In einer ausführlichen Studie habe ich gezeigt (Udolph, Germanenproblem S. 162-199), wie oft, wo und seit wann diese Ortsnamen wie etwa Artern bei Sangerhausen, Badra, Diever,  Drüber, Groß-, Klein-Fahner bei Langensalza, Gitter (OT. von Salzgitter), Gummer usw. vorkommen. Sie enthalten im ersten Teil, also vor dem -r-,fast immer einen Hinweis auf die Geographie, die Landschaft, Senken und Tiefen des Geländes usw. Es sind im Grunde genommen alte Flurnamen.

So auch bei Heldrungen. Allerdings ist an die ursprüngliche Grundform, am ehesten *Hald-ira, noch -ungen, anfangs -ung-, hinzugetreten. Dieses Element kennen wir gut auch aus thüringischen Ortsnamen, man denke an Birkungen, Bliedungen, Faulungen, Hallungen, Gerstungen, Salzungen u.v.a.m.

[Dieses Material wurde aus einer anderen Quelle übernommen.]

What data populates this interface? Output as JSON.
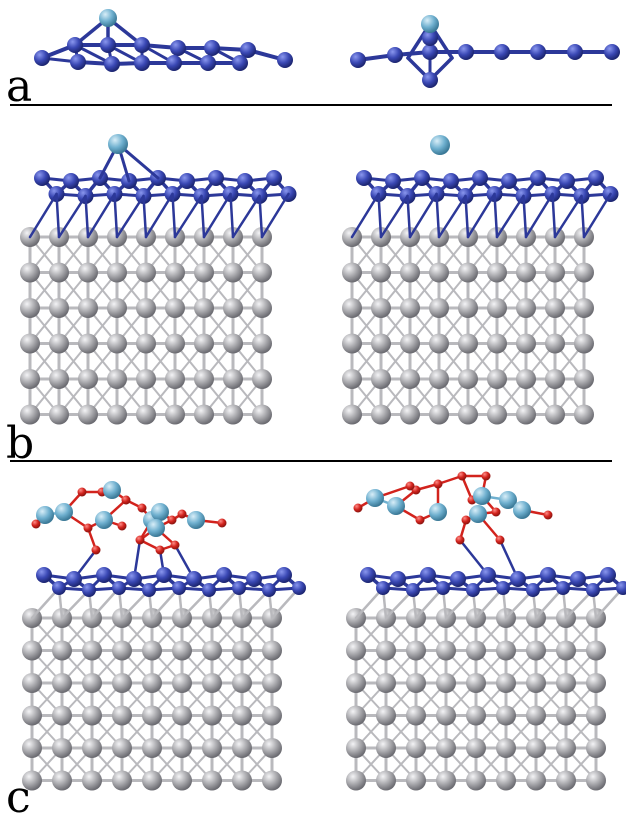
{
  "panels": [
    {
      "label": "a"
    },
    {
      "label": "b"
    },
    {
      "label": "c"
    }
  ],
  "colors": {
    "nitrogen_blue": "#3a48b4",
    "adatom_light_blue": "#6fb0cf",
    "substrate_gray": "#a9a9ad",
    "oxygen_red": "#d2231d",
    "background": "#ffffff"
  }
}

Die Bedeutung der Endung -ung(en)

Die Endung -ung(en) bedeutet so viel wie "Stelle, an der es das gibt", bei Birkungen die Birke, bei Salzungen Salz und bei Heldrungen *Haldira "eine Stelle an einem Hang, Abhang, einer Schräge". Das Ganze also etwa: "Siedlungsstelle an einem Hang, Abhang, an einer Schräge“.

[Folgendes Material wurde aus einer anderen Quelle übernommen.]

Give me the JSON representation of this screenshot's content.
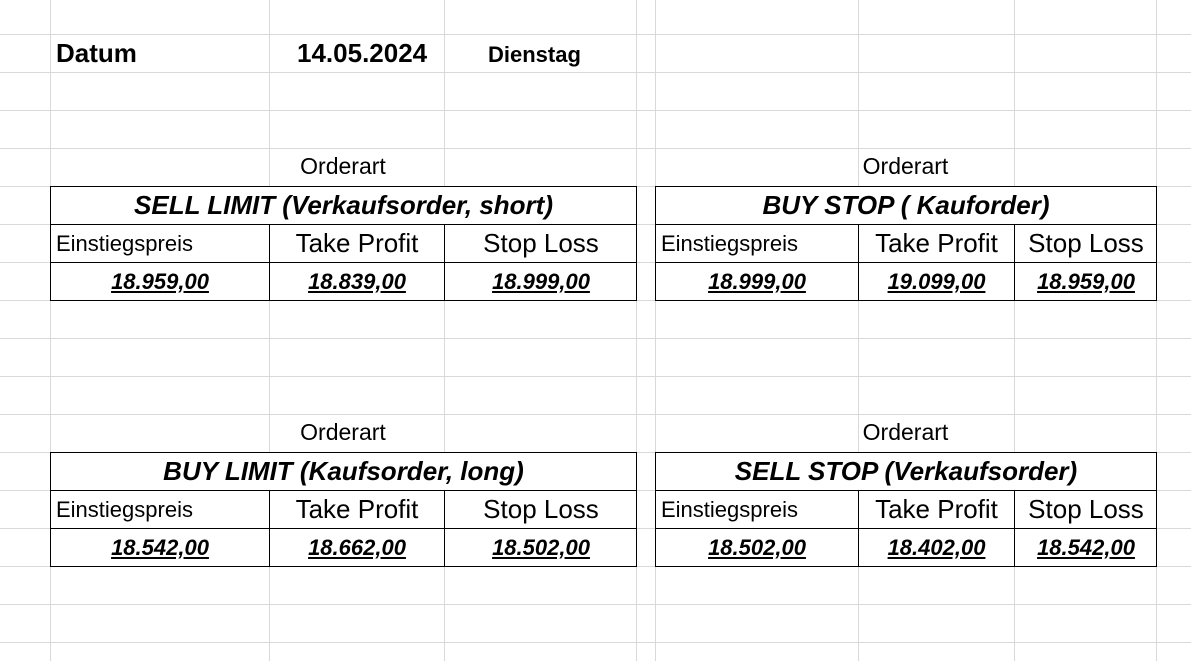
{
  "header": {
    "datum_label": "Datum",
    "date": "14.05.2024",
    "weekday": "Dienstag"
  },
  "orders": [
    {
      "orderart_label": "Orderart",
      "title": "SELL LIMIT (Verkaufsorder, short)",
      "columns": [
        "Einstiegspreis",
        "Take Profit",
        "Stop Loss"
      ],
      "values": [
        "18.959,00",
        "18.839,00",
        "18.999,00"
      ]
    },
    {
      "orderart_label": "Orderart",
      "title": "BUY STOP ( Kauforder)",
      "columns": [
        "Einstiegspreis",
        "Take Profit",
        "Stop Loss"
      ],
      "values": [
        "18.999,00",
        "19.099,00",
        "18.959,00"
      ]
    },
    {
      "orderart_label": "Orderart",
      "title": "BUY LIMIT (Kaufsorder, long)",
      "columns": [
        "Einstiegspreis",
        "Take Profit",
        "Stop Loss"
      ],
      "values": [
        "18.542,00",
        "18.662,00",
        "18.502,00"
      ]
    },
    {
      "orderart_label": "Orderart",
      "title": "SELL STOP (Verkaufsorder)",
      "columns": [
        "Einstiegspreis",
        "Take Profit",
        "Stop Loss"
      ],
      "values": [
        "18.502,00",
        "18.402,00",
        "18.542,00"
      ]
    }
  ]
}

Histor. Belege (nach E. Ulbricht und anderen Quellen)

  • 874 Heltrunga
  • 1003 in Haldrungin
  • 1128 Heldorongon
  • 1143 Helderingen
  • 1169 Heldrungen
  • 1186 Helderungen
  • 1197 Heldrungin, Halderunge
  • 1199/1233 Heldrunch
  • 1202 Haldrungen
  • (1203) Heldrugin
  • 1266 Hildrung
  • 1310 Helderingen ...

Südlich von Heldrungen liegt Oberheldrungen:

  • 1229 (Kopie) Gerboto de Hilderunge Minori (UB. Kloster Walkenried I, Nr. 161 S. 193)
  • 1294 Ober-Heldungen (Mencke, SRG I, S. 628)
  • 1414 daz dorff Obirn Helderungen (Horn, Friedrich UB, Nr. 190, S. 794)

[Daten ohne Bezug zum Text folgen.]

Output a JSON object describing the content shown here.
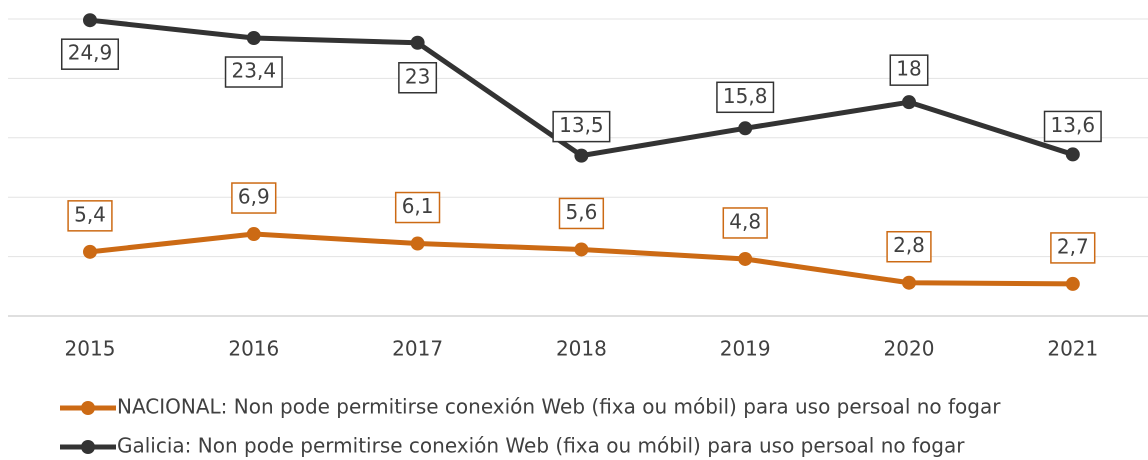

Literatur-Angaben: * E. Förstemann, Altdeutsches Namenbuch, Bd. 2: Orts- und sonstige geographische Namen, l. Hälfte, Bonn 1913, Sp. 1334.

* J. Udolph, Bei den Siedlern am Hang. Die Bedeutung der Namen Heldra und Heldrastein, in: Das Werraland 51(1999), H. 1, S. 4-6

* J. Udolph, Namenkundliche Studien zum Germanenproblem, Berlin - New York 1994, S. 156.

* E. Ulbricht, Das Flußgebiet der Thüringischen Saale, Halle 1957, S. 74.

* H. Walther, Namenkundliche Beiträge zur Siedlungsgeschichte des Saale- und Mittelelbegebietes bis zum Ende des 9. Jahrhunderts, Berlin 1971, S. 232.